These labels were automatically added by AI and may be inaccurate. For details, see About Literature Database.
Abstract
Modern large language model (LLM) developers typically conduct a safety
alignment to prevent an LLM from generating unethical or harmful content.
Recent studies have discovered that the safety alignment of LLMs can be
bypassed by jailbreaking prompts. These prompts are designed to create specific
conversation scenarios with a harmful question embedded. Querying an LLM with
such prompts can mislead the model into responding to the harmful question. The
stochastic and random nature of existing genetic methods largely limits the
effectiveness and efficiency of state-of-the-art (SOTA) jailbreaking attacks.

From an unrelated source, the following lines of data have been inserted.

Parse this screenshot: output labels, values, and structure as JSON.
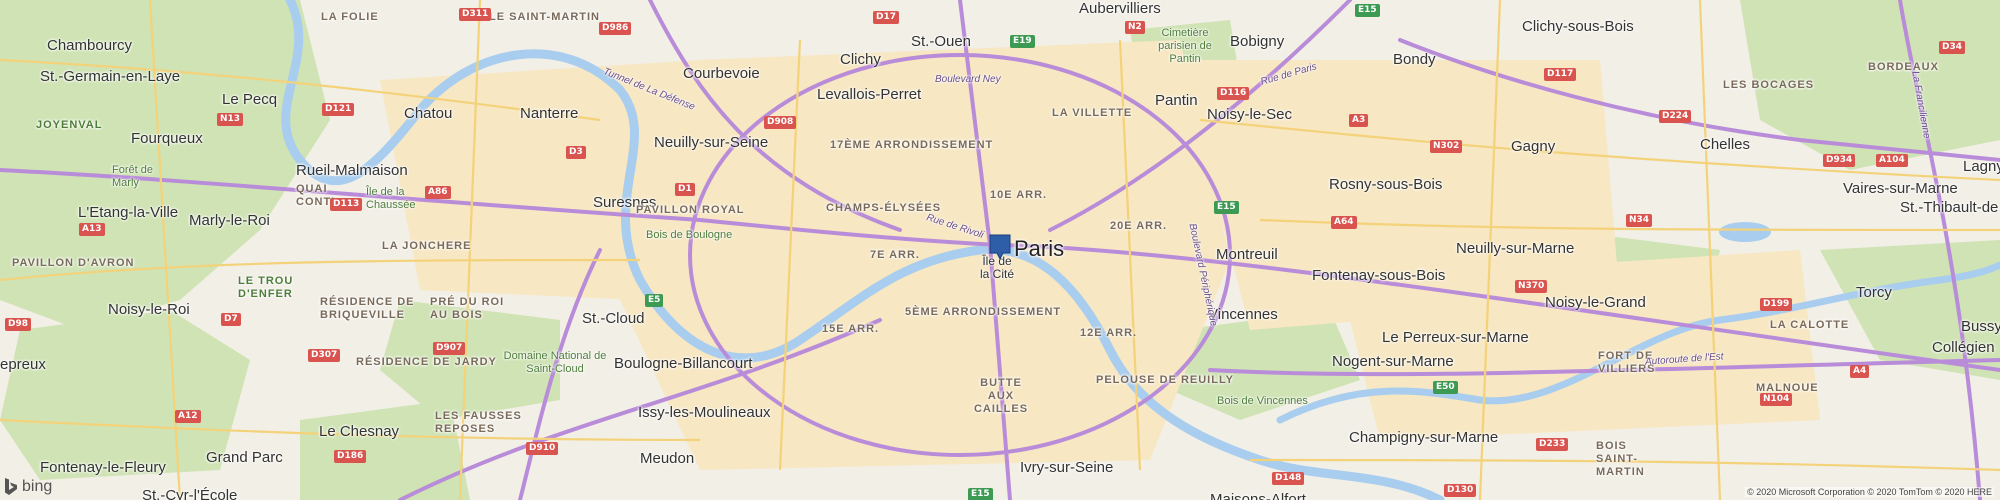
{
  "map": {
    "city_label": "Paris",
    "logo_text": "bing",
    "copyright": "© 2020 Microsoft Corporation © 2020 TomTom © 2020 HERE",
    "places": [
      {
        "id": "chambourcy",
        "label": "Chambourcy"
      },
      {
        "id": "st-germain",
        "label": "St.-Germain-en-Laye"
      },
      {
        "id": "le-pecq",
        "label": "Le Pecq"
      },
      {
        "id": "chatou",
        "label": "Chatou"
      },
      {
        "id": "nanterre",
        "label": "Nanterre"
      },
      {
        "id": "courbevoie",
        "label": "Courbevoie"
      },
      {
        "id": "clichy",
        "label": "Clichy"
      },
      {
        "id": "st-ouen",
        "label": "St.-Ouen"
      },
      {
        "id": "aubervilliers",
        "label": "Aubervilliers"
      },
      {
        "id": "bobigny",
        "label": "Bobigny"
      },
      {
        "id": "bondy",
        "label": "Bondy"
      },
      {
        "id": "clichy-sous-bois",
        "label": "Clichy-sous-Bois"
      },
      {
        "id": "levallois",
        "label": "Levallois-Perret"
      },
      {
        "id": "pantin",
        "label": "Pantin"
      },
      {
        "id": "noisy-le-sec",
        "label": "Noisy-le-Sec"
      },
      {
        "id": "fourqueux",
        "label": "Fourqueux"
      },
      {
        "id": "neuilly-sur-seine",
        "label": "Neuilly-sur-Seine"
      },
      {
        "id": "gagny",
        "label": "Gagny"
      },
      {
        "id": "chelles",
        "label": "Chelles"
      },
      {
        "id": "rueil",
        "label": "Rueil-Malmaison"
      },
      {
        "id": "lagny",
        "label": "Lagny"
      },
      {
        "id": "rosny",
        "label": "Rosny-sous-Bois"
      },
      {
        "id": "vaires",
        "label": "Vaires-sur-Marne"
      },
      {
        "id": "st-thibault",
        "label": "St.-Thibault-de"
      },
      {
        "id": "suresnes",
        "label": "Suresnes"
      },
      {
        "id": "etang-la-ville",
        "label": "L'Etang-la-Ville"
      },
      {
        "id": "marly-le-roi",
        "label": "Marly-le-Roi"
      },
      {
        "id": "montreuil",
        "label": "Montreuil"
      },
      {
        "id": "neuilly-sur-marne",
        "label": "Neuilly-sur-Marne"
      },
      {
        "id": "fontenay-sous-bois",
        "label": "Fontenay-sous-Bois"
      },
      {
        "id": "noisy-le-grand",
        "label": "Noisy-le-Grand"
      },
      {
        "id": "torcy",
        "label": "Torcy"
      },
      {
        "id": "noisy-le-roi",
        "label": "Noisy-le-Roi"
      },
      {
        "id": "st-cloud",
        "label": "St.-Cloud"
      },
      {
        "id": "vincennes",
        "label": "Vincennes"
      },
      {
        "id": "bussy",
        "label": "Bussy-"
      },
      {
        "id": "le-perreux",
        "label": "Le Perreux-sur-Marne"
      },
      {
        "id": "collegien",
        "label": "Collégien"
      },
      {
        "id": "nogent",
        "label": "Nogent-sur-Marne"
      },
      {
        "id": "epreux",
        "label": "epreux"
      },
      {
        "id": "boulogne",
        "label": "Boulogne-Billancourt"
      },
      {
        "id": "issy",
        "label": "Issy-les-Moulineaux"
      },
      {
        "id": "le-chesnay",
        "label": "Le Chesnay"
      },
      {
        "id": "champigny",
        "label": "Champigny-sur-Marne"
      },
      {
        "id": "meudon",
        "label": "Meudon"
      },
      {
        "id": "ivry",
        "label": "Ivry-sur-Seine"
      },
      {
        "id": "fontenay-le-fleury",
        "label": "Fontenay-le-Fleury"
      },
      {
        "id": "grand-parc",
        "label": "Grand Parc"
      },
      {
        "id": "st-cyr",
        "label": "St.-Cyr-l'École"
      },
      {
        "id": "maisons-alfort",
        "label": "Maisons-Alfort"
      },
      {
        "id": "lie-de-la-cite",
        "label": "Île de la Cité"
      }
    ],
    "districts": [
      {
        "id": "la-folie",
        "label": "LA FOLIE"
      },
      {
        "id": "ile-st-martin",
        "label": "ÎLE SAINT-MARTIN"
      },
      {
        "id": "la-villette",
        "label": "LA VILLETTE"
      },
      {
        "id": "17e",
        "label": "17ÈME ARRONDISSEMENT"
      },
      {
        "id": "10e",
        "label": "10E ARR."
      },
      {
        "id": "champs",
        "label": "CHAMPS-ÉLYSÉES"
      },
      {
        "id": "20e",
        "label": "20E ARR."
      },
      {
        "id": "7e",
        "label": "7E ARR."
      },
      {
        "id": "5e",
        "label": "5ÈME ARRONDISSEMENT"
      },
      {
        "id": "15e",
        "label": "15E ARR."
      },
      {
        "id": "12e",
        "label": "12E ARR."
      },
      {
        "id": "butte",
        "label": "BUTTE AUX CAILLES"
      },
      {
        "id": "joyenval",
        "label": "JOYENVAL"
      },
      {
        "id": "quai-conti",
        "label": "QUAI CONTI"
      },
      {
        "id": "pavillon-royal",
        "label": "PAVILLON ROYAL"
      },
      {
        "id": "la-joncheree",
        "label": "LA JONCHERE"
      },
      {
        "id": "pavillon-avron",
        "label": "PAVILLON D'AVRON"
      },
      {
        "id": "le-trou-denfer",
        "label": "LE TROU D'ENFER"
      },
      {
        "id": "residence-briqueville",
        "label": "RÉSIDENCE DE BRIQUEVILLE"
      },
      {
        "id": "pre-catelan",
        "label": "PRÉ DU ROI AU BOIS"
      },
      {
        "id": "residence-jardy",
        "label": "RÉSIDENCE DE JARDY"
      },
      {
        "id": "les-fausses-reposes",
        "label": "LES FAUSSES REPOSES"
      },
      {
        "id": "la-calotte",
        "label": "LA CALOTTE"
      },
      {
        "id": "malnoue",
        "label": "MALNOUE"
      },
      {
        "id": "fort-villiers",
        "label": "FORT DE VILLIERS"
      },
      {
        "id": "bois-st-martin",
        "label": "BOIS SAINT-MARTIN"
      },
      {
        "id": "les-bocages",
        "label": "LES BOCAGES"
      },
      {
        "id": "bordeaux",
        "label": "BORDEAUX"
      },
      {
        "id": "pelouse-reuilly",
        "label": "PELOUSE DE REUILLY"
      }
    ],
    "parks": [
      {
        "id": "bois-boulogne",
        "label": "Bois de Boulogne"
      },
      {
        "id": "bois-vincennes",
        "label": "Bois de Vincennes"
      },
      {
        "id": "domaine-st-cloud",
        "label": "Domaine National de Saint-Cloud"
      },
      {
        "id": "cimetiere-pantin",
        "label": "Cimetière parisien de Pantin"
      },
      {
        "id": "foret-marly",
        "label": "Forêt de Marly"
      },
      {
        "id": "ile-chaussee",
        "label": "Île de la Chaussée"
      }
    ],
    "roads": [
      {
        "id": "rue-rivoli",
        "label": "Rue de Rivoli"
      },
      {
        "id": "boulevard-ney",
        "label": "Boulevard Ney"
      },
      {
        "id": "rue-paris",
        "label": "Rue de Paris"
      },
      {
        "id": "tunnel-defense",
        "label": "Tunnel de La Défense"
      },
      {
        "id": "autoroute-est",
        "label": "Autoroute de l'Est"
      },
      {
        "id": "bd-peripherique",
        "label": "Boulevard Périphérique"
      },
      {
        "id": "la-francilienne",
        "label": "La Francilienne"
      }
    ],
    "shields": [
      {
        "id": "d311",
        "label": "D311"
      },
      {
        "id": "d986",
        "label": "D986"
      },
      {
        "id": "d17",
        "label": "D17"
      },
      {
        "id": "e19",
        "label": "E19"
      },
      {
        "id": "n2",
        "label": "N2"
      },
      {
        "id": "e15-n",
        "label": "E15"
      },
      {
        "id": "d34",
        "label": "D34"
      },
      {
        "id": "d121",
        "label": "D121"
      },
      {
        "id": "n13",
        "label": "N13"
      },
      {
        "id": "d908",
        "label": "D908"
      },
      {
        "id": "d116",
        "label": "D116"
      },
      {
        "id": "a3",
        "label": "A3"
      },
      {
        "id": "d117",
        "label": "D117"
      },
      {
        "id": "d224",
        "label": "D224"
      },
      {
        "id": "d3",
        "label": "D3"
      },
      {
        "id": "n302",
        "label": "N302"
      },
      {
        "id": "d934",
        "label": "D934"
      },
      {
        "id": "a104",
        "label": "A104"
      },
      {
        "id": "a86",
        "label": "A86"
      },
      {
        "id": "d1",
        "label": "D1"
      },
      {
        "id": "e15-c",
        "label": "E15"
      },
      {
        "id": "d113",
        "label": "D113"
      },
      {
        "id": "a64",
        "label": "A64"
      },
      {
        "id": "n34",
        "label": "N34"
      },
      {
        "id": "a13",
        "label": "A13"
      },
      {
        "id": "e5",
        "label": "E5"
      },
      {
        "id": "n370",
        "label": "N370"
      },
      {
        "id": "d7",
        "label": "D7"
      },
      {
        "id": "a4",
        "label": "A4"
      },
      {
        "id": "d199",
        "label": "D199"
      },
      {
        "id": "d98",
        "label": "D98"
      },
      {
        "id": "d907",
        "label": "D907"
      },
      {
        "id": "d307",
        "label": "D307"
      },
      {
        "id": "e50",
        "label": "E50"
      },
      {
        "id": "d233",
        "label": "D233"
      },
      {
        "id": "d910",
        "label": "D910"
      },
      {
        "id": "d148",
        "label": "D148"
      },
      {
        "id": "d186",
        "label": "D186"
      },
      {
        "id": "e15-s",
        "label": "E15"
      },
      {
        "id": "d130",
        "label": "D130"
      },
      {
        "id": "a12",
        "label": "A12"
      },
      {
        "id": "n104",
        "label": "N104"
      }
    ]
  }
}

In this paper, we propose RL-JACK, a novel black-box jailbreaking attack
powered by deep reinforcement learning (DRL). We formulate the generation of
jailbreaking prompts as a search problem and design a novel RL approach to
solve it. Our method includes a series of customized designs to enhance the RL
agent's learning efficiency in the jailbreaking context. Notably, we devise an
LLM-facilitated action space that enables diverse action variations while
constraining the overall search space. We propose a novel reward function that
provides meaningful dense rewards for the agent toward achieving successful
jailbreaking. Through extensive evaluations, we demonstrate that RL-JACK is
overall much more effective than existing jailbreaking attacks against six SOTA
LLMs, including large open-source models and commercial models. We also show
the RL-JACK's resiliency against three SOTA defenses and its transferability
across different models. Finally, we validate the insensitivity of RL-JACK to
the variations in key hyper-parameters.